Saturday, August 18, 2012

tennis shoe and old jello

our friend and neighbor lyman needed help gathering a herd of barzona cows off the 90 section DG ranch. it was rough and steep and the canyons were deep and brushy. it was late august and help was non existant. so i brought my horses and our 2 pre teenage boys to the works.
  lyman had a full time cowboy and a couple latin american types who could ride a horse. in thoses days any mexican from mexico could set a horse.  the youngest mexican boy had a unpronouncable name so lyman just called him tennis shoe. he turned out to be a pretty good hand and willing to turn a hand at just about any chore that came along he could build a rock wall that was as pretty as you could ask for with out a speck of morter.   well we started this gather, it was hot and in the afternoons we got wet from monsoon rains. in what we hoped for a 1 week gather was turning into 3. cattle were scattered, puddles of water every where so they didnt congregate at the windmills , it was tough. some days if we worked 10 sections and got 20 cows we figgured we were doing good.
  now ime not real high on barzona cows, but in this instance they were sure the right deal. that old ranch had a lot of little flat top mesas on it. and those red cows would get right up under the cap rock where no other critter would dare to crawl. of course it made it a booger to get to them, steep and shaley, you had to be care ful.
    one mornin lymon ask me to tack a shoe on the horse that tennis shoe rode. we all called him yellow but tennis shoes english was a little sparse, he called that dun pony jello.  well when ole jello lost his shoe he lost some of his quarter  hoof wall. so i built a shoe with a extra long trailer  in the heel to cover the broken out spot. when i got through we struck a trott to the back side of the circle, out beyond a couple of those little steep walled mesas.

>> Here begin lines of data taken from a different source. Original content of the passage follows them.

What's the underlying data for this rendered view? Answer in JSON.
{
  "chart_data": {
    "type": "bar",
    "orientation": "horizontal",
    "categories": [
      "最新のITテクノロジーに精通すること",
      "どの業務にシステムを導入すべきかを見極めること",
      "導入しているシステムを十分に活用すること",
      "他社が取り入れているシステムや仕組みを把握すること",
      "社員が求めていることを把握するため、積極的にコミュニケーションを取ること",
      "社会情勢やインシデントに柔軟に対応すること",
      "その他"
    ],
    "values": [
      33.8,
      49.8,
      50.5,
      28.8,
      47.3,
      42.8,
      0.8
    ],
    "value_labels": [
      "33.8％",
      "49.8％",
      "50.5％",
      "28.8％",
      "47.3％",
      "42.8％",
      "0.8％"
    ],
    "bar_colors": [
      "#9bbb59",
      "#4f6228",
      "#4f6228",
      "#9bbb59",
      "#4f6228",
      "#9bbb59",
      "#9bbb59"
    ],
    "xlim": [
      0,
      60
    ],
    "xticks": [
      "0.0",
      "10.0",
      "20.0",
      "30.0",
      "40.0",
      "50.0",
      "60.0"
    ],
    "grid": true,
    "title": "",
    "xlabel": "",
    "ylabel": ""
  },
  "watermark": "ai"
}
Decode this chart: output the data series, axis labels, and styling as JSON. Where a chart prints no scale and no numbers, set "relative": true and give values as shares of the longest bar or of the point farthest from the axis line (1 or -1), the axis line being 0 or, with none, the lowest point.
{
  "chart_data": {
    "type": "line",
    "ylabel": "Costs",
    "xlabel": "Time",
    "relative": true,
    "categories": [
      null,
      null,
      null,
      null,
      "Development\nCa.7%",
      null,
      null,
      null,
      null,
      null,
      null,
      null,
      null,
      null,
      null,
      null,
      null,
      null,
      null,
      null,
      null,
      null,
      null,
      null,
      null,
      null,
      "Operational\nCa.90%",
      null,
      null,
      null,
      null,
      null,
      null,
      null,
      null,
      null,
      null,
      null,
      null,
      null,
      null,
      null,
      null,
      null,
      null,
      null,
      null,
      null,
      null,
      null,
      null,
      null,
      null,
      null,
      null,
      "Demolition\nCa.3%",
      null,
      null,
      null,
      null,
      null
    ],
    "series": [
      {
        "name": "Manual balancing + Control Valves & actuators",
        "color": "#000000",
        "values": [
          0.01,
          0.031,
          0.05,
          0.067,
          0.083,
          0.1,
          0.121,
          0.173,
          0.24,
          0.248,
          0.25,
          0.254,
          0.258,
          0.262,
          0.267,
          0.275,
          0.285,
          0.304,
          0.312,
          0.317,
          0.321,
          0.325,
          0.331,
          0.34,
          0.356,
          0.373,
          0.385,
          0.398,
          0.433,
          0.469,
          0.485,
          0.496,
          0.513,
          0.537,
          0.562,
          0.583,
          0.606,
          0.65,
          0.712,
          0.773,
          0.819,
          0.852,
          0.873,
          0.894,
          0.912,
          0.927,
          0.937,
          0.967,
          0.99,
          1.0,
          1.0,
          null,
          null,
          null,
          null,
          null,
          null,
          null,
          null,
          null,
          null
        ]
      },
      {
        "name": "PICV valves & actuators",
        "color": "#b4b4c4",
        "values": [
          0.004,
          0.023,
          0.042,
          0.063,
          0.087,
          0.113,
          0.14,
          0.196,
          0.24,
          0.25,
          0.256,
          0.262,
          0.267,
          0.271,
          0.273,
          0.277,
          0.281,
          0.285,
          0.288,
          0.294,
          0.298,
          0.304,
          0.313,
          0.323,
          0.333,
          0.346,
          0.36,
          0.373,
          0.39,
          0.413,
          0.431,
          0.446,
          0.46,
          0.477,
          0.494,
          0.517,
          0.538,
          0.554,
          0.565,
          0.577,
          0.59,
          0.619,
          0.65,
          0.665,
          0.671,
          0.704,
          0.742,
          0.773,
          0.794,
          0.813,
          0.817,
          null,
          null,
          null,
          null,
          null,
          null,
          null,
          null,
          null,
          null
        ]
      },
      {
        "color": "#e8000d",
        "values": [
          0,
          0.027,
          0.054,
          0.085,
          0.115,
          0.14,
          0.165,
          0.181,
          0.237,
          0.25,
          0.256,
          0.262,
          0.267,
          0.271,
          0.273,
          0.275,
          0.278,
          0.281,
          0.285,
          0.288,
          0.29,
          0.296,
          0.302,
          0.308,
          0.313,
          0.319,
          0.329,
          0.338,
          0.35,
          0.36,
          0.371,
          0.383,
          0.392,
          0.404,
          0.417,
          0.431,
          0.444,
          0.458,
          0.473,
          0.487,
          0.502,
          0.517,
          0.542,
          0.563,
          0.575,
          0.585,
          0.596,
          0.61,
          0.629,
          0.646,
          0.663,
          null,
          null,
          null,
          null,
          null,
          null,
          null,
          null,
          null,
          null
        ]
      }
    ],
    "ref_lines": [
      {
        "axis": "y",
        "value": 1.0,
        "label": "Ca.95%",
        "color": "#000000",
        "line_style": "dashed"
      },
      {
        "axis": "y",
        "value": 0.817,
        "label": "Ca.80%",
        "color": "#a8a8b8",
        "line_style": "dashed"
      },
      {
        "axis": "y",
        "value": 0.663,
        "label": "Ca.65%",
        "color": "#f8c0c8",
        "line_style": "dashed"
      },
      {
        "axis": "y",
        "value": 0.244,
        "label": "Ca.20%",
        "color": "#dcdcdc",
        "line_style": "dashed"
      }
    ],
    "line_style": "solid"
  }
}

    lymom scattered the crew  and as he rode along was telling me about this one little mesa we were headed for. the walls and slope were steep and covered with palo verde, mesquite and other noxious brush with big long thornes.  tennis shoe was the next to last rider who lymon dropped off , only i was left as we encircled the mesa. lymon pointed up high and i could just barely make out a cows hind quarters behind a tree.  that was where i was headed, and it took a little figguren. big drainages came down off that mesa, many with steep , uncrossable walls. i kept rimmin around climmin higher and higher trying to get to where that cow was. the cow tracks became thicker and it was plain there were a lot more cows here than the one we saw.  as we climmed and rimmed higher and higher it became almost impossible for my horse to stand or walk. finaly i was within a hundred feet or so of where i thought that cow was. i hobbled my horse on a kinda flat place and set off a foot toward where that cow was. when i got to where she shoulda been there was nothin but deep tracks and thin manuare!! and one of those deep tracks was a new horse shoe with a extra long trailer on it! down below i could see a string of red cows winding down a trail with a dunn horse following, and a skinney little mexican kid whoopin it up on him!!